Ceci expliquera peut-être le sentiment de défiance, qui tend les relations au sein de ce petit milieu. Mais d’autres soucis restent à prendre en considération. Par le passé, il n’y avait jamais d’enjeu à caractère individuel. A la fin des années 1970, on a vu arriver cette notion nouvelle de l’artiste avec son cortège de malentendus. On s’est retrouvé du jour au lendemain avec la gueule de bois. Avec en arrière-fond cette image de l’artiste omniscient et omnipotent, prenant le dessus sur la logique du groupe. Un élément nouveau et perturbateur dans un pays où tout se ramène traditionnellement au commun. Dans un de ses morceaux mythiques – Mdjuzi – Salim Ali Amir n’a pas manqué de signaler ce changement d’époque. Il a ainsi parlé des poètes, qui laissaient choir leur inspiration d’antan, pour s’inventer des manières d’exister dans les salons. L’appât du gain sur le front, ils mendiaient leur pitance, selon les nouvelles lois de l’offre. « Ngwandzo mali » chantait Salim dans une période où faire acte de création engageait à cheminer au-delà des frontières archipéliques connues : contrats, tournées, visas d’expatriation.



Au temps du mouvement culturel, des associations culturelles, des orchestres. Ici des militants du msomo wa nyumeni en train de répéter, un groupe de danse traditionnelle le jour de l’arrivée de Mitterand aux Comores, des membres d’Aouladil Comores à Moroni. Un temps qui n’était pas encore celui de l’artiste…

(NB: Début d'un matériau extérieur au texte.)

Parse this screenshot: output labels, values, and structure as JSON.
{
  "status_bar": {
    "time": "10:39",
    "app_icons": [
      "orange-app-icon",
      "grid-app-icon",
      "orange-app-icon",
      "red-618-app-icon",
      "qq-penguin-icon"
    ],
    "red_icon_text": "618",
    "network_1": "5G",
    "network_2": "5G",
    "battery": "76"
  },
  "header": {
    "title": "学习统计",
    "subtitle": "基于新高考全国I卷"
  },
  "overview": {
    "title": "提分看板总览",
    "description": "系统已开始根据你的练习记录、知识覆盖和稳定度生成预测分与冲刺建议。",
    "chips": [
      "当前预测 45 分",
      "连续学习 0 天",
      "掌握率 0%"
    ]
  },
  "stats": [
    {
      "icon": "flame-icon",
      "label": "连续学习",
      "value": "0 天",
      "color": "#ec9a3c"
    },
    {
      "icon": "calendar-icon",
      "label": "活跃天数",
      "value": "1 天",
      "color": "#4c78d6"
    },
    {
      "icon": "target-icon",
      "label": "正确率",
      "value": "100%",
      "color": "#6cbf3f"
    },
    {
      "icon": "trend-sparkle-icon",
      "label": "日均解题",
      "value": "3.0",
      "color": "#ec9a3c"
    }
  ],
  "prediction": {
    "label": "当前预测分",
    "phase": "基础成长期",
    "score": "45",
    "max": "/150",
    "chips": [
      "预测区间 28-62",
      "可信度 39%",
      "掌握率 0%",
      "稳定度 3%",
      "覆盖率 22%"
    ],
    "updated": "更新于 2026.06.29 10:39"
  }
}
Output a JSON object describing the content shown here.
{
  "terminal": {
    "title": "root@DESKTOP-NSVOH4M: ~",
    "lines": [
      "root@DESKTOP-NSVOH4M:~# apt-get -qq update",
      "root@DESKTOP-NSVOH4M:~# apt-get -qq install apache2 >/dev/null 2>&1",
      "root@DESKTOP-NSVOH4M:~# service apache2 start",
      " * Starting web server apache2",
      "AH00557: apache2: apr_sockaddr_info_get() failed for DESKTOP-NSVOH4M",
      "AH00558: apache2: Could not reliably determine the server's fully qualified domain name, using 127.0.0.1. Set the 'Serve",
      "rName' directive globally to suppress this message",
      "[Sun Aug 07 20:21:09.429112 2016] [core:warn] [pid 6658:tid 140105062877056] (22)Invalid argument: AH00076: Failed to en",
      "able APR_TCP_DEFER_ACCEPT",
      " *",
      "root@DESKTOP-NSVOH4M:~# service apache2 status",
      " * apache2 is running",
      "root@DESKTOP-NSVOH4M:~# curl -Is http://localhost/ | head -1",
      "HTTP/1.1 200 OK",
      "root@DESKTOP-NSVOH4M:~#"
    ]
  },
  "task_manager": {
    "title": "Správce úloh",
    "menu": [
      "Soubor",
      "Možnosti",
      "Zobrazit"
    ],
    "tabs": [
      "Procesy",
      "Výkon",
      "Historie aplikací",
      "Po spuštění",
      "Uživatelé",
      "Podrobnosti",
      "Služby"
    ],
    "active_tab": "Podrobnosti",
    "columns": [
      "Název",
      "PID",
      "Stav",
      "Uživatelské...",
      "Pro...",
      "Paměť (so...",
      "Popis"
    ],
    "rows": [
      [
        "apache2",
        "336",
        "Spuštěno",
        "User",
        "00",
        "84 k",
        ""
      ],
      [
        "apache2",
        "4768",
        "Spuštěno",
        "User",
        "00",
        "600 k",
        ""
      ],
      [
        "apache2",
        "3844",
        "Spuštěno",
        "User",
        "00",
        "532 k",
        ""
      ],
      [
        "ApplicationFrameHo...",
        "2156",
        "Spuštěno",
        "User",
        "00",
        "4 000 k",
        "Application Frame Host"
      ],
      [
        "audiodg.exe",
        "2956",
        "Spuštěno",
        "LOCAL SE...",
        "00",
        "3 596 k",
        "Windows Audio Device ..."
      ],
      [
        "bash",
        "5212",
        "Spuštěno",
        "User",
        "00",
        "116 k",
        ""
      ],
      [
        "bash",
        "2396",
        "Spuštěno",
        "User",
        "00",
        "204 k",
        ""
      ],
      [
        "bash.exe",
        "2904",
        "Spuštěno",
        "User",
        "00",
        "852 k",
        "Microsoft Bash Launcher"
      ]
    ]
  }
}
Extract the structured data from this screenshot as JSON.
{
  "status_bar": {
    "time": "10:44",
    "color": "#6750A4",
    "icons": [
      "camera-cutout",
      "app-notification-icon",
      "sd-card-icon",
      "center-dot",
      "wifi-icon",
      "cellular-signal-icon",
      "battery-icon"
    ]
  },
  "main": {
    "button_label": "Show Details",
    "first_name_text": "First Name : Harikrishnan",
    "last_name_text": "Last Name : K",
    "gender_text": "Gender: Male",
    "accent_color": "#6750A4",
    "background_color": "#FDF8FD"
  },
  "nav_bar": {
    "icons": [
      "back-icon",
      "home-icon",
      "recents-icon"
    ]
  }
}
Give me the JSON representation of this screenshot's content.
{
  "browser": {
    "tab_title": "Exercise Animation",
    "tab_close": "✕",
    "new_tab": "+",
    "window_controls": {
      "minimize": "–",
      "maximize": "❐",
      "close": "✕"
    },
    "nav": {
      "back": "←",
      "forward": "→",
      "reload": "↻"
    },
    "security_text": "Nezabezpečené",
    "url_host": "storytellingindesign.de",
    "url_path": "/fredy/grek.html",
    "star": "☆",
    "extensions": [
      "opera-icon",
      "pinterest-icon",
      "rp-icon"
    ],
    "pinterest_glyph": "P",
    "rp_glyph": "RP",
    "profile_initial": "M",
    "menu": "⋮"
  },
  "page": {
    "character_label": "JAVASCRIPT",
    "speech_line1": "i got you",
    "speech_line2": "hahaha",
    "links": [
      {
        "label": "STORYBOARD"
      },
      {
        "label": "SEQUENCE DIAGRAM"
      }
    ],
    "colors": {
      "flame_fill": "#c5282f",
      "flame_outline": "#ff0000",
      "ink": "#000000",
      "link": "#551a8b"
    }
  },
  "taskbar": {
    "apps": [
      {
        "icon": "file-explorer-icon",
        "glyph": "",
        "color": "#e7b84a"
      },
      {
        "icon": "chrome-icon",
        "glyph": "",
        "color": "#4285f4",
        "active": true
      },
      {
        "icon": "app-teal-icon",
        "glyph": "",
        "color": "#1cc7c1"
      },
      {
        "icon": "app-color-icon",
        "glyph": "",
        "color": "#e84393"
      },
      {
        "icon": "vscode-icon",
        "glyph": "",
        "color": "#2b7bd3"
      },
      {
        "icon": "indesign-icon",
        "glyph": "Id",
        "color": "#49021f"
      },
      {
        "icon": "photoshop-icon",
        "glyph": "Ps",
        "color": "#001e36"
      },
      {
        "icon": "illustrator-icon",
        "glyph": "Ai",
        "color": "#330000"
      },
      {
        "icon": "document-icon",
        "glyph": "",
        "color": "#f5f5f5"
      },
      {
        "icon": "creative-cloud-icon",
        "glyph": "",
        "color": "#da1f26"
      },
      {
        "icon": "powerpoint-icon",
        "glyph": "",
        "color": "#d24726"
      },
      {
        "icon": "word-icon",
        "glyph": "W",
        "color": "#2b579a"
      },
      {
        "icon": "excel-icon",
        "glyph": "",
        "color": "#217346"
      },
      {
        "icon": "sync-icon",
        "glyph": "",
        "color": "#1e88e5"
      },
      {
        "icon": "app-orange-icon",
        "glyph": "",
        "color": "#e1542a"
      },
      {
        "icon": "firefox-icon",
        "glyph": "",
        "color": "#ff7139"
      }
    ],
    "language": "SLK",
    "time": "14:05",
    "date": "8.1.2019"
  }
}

C’est aussi à ce moment-là que les ego et les querelles intestines ont décuplés, annonçant l’implosion de la plupart des associations portées sur le culturel au service de l’intérêt général. Ce petit monde s’est alors fragilisé, obligeant ses principaux acteurs à se soumettre à une étrange de loi, où ce sont les mêmes, qui, toujours, se pointaient devant les portes de l’ambassade de France _ le seul guichet culturel gratifiant de la place pour les ambitieux et les opportunistes. La coopération française, qui, culturellement, a besoin de tenir sa zone d’influence, a su s’ouvrir à ces acteurs culturels des temps nouveaux, qui, reniant le sens de leurs contenus et de leur savoir-faire, ont préféré se bousculer pour mériter trois francs six sous auprès du bailleur. Ces années-là, qui ont signé la fin des dynamiques collectives, ont consacré à jamais cette notion du créateur, pourtant inconnue sous nos tropiques, jusque-là. Le poète chez les Anciens répondait à une nécessité, empruntant volontiers le visage de la rue pour exister, sans cette obsession de perdurer qu’ont les artistes d’aujourd’hui. Créer n’était pas une fonction en soi, mais le moyen de contribuer à un moment de vie et de mémoire partagées en société.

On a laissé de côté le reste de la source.